If it doesn't, you could put a sensor on your take up spool so it knows the length of "heated" wire, then use an external device, either software or hardware that feeds an adjusted amount of power into the heated section of the wire.

(edit)I just thought of this, a third (mechanical) option would be to keep the wire always at its max (diagonal) length like some type of bow-string. The mechanicals could be designed to move the "bow" and the wire power could be set to a fixed power as its heated length never changes.

miljnor
07-31-2010, 11:39 PM
cool thanks!

polar45
08-26-2010, 10:37 AM
Or feed it with a constant current supply.

RomanLini
08-28-2010, 07:08 AM
Constant current won't equal constant power because the foam cools the wire and lowers its resistance. The result with constant current is that when it goes into the foam the power drops a lot and you will get a bad cut.

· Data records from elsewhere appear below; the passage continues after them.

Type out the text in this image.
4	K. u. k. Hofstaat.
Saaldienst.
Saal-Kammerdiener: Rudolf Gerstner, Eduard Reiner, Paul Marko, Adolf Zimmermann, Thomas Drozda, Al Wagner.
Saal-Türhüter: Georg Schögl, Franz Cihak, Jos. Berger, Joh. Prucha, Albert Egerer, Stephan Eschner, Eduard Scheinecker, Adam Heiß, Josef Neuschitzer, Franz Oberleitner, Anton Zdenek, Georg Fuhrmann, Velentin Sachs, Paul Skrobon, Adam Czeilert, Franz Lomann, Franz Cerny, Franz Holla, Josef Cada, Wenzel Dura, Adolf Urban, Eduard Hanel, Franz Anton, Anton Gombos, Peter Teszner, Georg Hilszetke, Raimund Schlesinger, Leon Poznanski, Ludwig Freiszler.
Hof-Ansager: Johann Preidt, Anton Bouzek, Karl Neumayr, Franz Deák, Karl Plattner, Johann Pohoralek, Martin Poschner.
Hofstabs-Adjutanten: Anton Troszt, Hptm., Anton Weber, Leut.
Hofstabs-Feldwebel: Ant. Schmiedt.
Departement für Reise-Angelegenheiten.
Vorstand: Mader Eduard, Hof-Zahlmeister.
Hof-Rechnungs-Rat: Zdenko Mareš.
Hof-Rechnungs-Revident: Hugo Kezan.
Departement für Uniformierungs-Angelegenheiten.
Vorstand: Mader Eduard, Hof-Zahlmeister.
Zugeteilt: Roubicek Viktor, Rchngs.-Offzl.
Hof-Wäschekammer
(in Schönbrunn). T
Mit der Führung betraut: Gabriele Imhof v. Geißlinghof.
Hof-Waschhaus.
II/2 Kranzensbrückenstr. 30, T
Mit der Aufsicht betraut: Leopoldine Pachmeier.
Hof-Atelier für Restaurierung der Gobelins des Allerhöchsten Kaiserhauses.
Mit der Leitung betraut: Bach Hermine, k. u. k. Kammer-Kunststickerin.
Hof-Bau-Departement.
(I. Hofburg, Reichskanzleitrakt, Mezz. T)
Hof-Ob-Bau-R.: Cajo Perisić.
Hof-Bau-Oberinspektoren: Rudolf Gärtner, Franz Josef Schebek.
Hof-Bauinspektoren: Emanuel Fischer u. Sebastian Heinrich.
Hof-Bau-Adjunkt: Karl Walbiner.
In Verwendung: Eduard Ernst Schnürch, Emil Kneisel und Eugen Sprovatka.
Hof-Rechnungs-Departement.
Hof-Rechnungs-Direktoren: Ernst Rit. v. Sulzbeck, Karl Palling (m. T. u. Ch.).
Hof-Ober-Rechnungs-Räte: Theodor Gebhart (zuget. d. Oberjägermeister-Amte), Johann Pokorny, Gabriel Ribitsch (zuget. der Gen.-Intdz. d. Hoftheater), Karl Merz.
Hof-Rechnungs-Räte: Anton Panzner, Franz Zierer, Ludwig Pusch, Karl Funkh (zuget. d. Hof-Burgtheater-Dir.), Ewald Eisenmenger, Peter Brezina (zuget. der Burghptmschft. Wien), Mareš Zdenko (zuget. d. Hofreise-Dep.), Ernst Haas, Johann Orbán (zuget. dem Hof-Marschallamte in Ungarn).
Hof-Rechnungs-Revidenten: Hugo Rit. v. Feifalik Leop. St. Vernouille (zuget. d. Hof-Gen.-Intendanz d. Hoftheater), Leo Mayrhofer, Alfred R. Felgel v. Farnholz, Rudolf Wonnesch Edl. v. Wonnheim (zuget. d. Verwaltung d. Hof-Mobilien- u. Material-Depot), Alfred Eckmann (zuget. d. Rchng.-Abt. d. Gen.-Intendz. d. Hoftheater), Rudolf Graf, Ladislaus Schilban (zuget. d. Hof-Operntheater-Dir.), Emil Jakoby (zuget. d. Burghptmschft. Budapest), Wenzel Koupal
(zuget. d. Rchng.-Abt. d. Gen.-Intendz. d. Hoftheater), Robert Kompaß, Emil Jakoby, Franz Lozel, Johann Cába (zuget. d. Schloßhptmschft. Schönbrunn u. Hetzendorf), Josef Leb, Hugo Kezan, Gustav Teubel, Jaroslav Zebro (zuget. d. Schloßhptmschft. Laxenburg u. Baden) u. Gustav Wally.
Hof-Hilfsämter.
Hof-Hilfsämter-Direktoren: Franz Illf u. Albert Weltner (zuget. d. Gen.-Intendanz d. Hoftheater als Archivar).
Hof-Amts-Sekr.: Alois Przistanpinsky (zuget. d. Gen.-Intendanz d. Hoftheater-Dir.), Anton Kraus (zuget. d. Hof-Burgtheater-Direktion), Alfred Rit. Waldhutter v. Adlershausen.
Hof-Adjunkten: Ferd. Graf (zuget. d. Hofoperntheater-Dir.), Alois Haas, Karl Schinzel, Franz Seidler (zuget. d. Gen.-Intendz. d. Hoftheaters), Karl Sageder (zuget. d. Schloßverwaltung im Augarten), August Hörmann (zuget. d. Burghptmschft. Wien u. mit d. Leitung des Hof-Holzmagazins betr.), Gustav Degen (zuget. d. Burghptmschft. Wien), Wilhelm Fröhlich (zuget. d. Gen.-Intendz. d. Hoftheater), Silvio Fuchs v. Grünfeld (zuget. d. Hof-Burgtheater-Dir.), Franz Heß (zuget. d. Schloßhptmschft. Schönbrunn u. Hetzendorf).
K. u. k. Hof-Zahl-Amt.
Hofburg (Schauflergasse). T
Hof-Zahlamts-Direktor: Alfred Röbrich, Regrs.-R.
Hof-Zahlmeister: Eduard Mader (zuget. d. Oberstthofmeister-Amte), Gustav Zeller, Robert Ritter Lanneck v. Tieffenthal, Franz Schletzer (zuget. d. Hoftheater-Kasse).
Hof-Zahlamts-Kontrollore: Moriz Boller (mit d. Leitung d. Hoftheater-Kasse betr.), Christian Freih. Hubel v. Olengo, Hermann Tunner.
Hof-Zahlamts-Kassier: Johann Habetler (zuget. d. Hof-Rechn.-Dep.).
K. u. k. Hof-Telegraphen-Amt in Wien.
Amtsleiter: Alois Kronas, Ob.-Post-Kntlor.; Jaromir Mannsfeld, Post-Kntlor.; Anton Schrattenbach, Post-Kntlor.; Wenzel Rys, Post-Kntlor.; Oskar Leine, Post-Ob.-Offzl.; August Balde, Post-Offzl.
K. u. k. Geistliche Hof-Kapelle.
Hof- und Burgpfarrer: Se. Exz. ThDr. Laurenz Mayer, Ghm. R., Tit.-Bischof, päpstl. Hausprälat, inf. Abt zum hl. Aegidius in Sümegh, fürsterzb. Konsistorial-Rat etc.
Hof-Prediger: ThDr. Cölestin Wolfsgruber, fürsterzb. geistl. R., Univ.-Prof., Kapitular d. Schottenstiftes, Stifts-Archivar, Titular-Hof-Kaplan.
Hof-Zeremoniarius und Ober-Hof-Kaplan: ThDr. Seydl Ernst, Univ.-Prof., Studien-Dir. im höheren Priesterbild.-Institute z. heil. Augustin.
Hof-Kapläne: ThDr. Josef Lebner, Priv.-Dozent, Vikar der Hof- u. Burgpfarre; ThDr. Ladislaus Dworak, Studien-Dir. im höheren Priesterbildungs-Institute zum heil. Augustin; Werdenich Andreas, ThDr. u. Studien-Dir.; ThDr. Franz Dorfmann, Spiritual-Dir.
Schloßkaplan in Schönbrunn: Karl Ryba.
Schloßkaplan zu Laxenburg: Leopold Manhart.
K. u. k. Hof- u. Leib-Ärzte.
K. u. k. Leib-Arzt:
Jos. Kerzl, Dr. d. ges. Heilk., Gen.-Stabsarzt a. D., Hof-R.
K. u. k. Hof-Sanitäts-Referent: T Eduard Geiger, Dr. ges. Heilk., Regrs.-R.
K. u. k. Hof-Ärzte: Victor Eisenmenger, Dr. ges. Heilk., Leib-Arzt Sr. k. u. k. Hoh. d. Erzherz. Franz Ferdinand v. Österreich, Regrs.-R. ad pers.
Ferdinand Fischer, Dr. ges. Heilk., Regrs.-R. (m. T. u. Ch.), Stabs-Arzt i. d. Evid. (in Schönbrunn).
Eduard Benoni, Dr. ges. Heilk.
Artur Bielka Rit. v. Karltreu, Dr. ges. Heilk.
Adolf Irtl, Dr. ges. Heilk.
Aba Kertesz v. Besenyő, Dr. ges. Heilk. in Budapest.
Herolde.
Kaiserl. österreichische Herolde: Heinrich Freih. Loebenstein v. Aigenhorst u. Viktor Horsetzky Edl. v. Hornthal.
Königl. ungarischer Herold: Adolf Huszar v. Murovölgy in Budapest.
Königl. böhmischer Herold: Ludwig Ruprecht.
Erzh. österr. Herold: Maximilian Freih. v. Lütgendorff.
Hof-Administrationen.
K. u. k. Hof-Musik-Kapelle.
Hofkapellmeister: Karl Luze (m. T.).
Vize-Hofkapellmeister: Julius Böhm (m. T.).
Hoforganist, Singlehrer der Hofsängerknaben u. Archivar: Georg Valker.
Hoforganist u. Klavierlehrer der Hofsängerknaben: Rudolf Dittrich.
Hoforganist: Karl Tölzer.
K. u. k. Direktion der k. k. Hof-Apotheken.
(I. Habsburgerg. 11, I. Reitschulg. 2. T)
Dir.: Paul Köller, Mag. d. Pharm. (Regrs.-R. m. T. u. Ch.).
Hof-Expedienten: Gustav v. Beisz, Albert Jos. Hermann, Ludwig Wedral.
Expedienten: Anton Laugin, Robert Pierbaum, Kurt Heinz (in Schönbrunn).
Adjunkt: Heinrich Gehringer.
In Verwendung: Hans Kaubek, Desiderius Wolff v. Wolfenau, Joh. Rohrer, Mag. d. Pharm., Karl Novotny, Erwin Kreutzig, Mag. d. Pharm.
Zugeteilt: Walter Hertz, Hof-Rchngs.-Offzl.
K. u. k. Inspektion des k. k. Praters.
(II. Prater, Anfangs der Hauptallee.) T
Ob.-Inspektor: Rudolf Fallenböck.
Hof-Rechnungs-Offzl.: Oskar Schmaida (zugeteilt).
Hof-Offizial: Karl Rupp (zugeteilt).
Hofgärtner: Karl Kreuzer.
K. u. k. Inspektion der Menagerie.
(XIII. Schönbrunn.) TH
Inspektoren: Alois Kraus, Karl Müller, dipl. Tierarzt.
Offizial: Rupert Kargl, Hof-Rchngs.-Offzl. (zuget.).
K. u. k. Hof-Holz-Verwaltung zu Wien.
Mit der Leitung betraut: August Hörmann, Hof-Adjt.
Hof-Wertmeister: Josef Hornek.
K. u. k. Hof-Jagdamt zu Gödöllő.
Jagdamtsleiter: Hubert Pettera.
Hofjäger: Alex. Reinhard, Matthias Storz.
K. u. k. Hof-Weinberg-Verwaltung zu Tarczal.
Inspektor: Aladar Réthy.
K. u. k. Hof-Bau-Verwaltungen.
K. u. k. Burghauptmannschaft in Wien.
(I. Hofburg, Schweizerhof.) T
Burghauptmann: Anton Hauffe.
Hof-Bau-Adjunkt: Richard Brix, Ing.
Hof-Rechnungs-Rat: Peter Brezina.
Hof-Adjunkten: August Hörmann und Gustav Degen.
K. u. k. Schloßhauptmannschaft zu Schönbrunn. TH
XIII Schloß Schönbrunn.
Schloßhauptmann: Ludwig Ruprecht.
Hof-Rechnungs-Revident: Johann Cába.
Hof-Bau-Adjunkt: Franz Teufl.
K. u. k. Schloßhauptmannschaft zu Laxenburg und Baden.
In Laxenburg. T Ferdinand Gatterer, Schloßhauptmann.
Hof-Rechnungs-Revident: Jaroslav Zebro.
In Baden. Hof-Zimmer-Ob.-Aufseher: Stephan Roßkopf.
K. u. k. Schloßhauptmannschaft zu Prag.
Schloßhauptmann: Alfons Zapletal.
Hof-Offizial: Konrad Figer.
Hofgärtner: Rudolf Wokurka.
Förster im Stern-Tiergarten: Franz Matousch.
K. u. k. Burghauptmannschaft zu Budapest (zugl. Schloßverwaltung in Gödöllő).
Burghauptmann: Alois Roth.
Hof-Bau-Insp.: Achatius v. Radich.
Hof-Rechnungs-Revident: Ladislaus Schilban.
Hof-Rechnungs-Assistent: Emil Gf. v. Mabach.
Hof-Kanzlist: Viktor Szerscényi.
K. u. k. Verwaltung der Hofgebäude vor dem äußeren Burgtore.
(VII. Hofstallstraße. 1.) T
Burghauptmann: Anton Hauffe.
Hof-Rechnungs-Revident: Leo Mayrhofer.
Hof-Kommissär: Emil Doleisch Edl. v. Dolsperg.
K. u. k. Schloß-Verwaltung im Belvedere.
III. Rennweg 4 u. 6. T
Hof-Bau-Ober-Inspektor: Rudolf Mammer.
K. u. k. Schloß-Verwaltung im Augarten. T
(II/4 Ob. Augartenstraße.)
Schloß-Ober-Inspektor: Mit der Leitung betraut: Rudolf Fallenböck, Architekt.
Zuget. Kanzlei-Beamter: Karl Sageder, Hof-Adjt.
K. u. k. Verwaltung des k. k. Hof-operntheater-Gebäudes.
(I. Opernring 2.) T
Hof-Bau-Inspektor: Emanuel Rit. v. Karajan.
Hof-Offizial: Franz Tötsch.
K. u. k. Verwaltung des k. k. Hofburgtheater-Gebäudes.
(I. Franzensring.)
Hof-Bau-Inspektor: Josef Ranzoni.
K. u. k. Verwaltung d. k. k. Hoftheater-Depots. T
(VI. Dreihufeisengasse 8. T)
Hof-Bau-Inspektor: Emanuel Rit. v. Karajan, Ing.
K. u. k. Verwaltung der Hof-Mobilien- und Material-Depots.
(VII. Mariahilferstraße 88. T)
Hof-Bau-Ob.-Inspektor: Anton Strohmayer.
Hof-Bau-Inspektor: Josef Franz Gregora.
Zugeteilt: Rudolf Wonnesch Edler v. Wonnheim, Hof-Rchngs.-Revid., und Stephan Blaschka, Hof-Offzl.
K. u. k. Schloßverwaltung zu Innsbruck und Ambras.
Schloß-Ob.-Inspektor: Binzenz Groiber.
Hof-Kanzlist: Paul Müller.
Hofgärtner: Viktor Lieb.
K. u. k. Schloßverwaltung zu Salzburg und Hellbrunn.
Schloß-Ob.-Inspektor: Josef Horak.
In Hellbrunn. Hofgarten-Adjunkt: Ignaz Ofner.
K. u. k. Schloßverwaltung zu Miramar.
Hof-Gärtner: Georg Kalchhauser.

Regulating power itself means that when it enters the foam, the current is increased so it still delivers the same heating power.

Arbiter
09-11-2010, 09:20 PM
Hi Zenock,
What is the solution you are implying with that last sentence? My current plans are still a 4-axis system, with a wire extension mechanism (Probably pulley system and hanging weights on each end of the wire for tension with extra wire draped over vertical axis mechanism) and I keep seeing some mention of certain boards that modulate wire heat. Can I drive this type of board with mach 3, or better yet, how would a system like that work, and what components have others had experience with? Thanks!

-Chris

Are you still looking for a solution? This isn't that hard a problem really.

Arbiter
09-12-2010, 08:57 AM
Here's a concept of where I am trying to go with my 4-axis system. I want to cut conical fuselage cores, and highly tapered wings. This is where the variable wire length comes in, when the cone angle of the fuselage is high, like near the nose cone.

Scott Lister
10-18-2010, 12:54 PM
Most software has an entry for 2 different wire kerfs when cutting tapers. You will need too calibrate you kerf for the current and speed you are using.

Scott

Domdonder
11-25-2010, 02:59 AM
Hi All
I am new to CNC foam cutting, the Machine is up and running and now I want to start cutting R.C. aircraft taper fuselages, where do I go from here? I am a firm believer in KISS (keep it simple stupid) I have no CAD experience, how should I start learning this, which program is the most user friendly to learn on and still functional enough to reach my goal.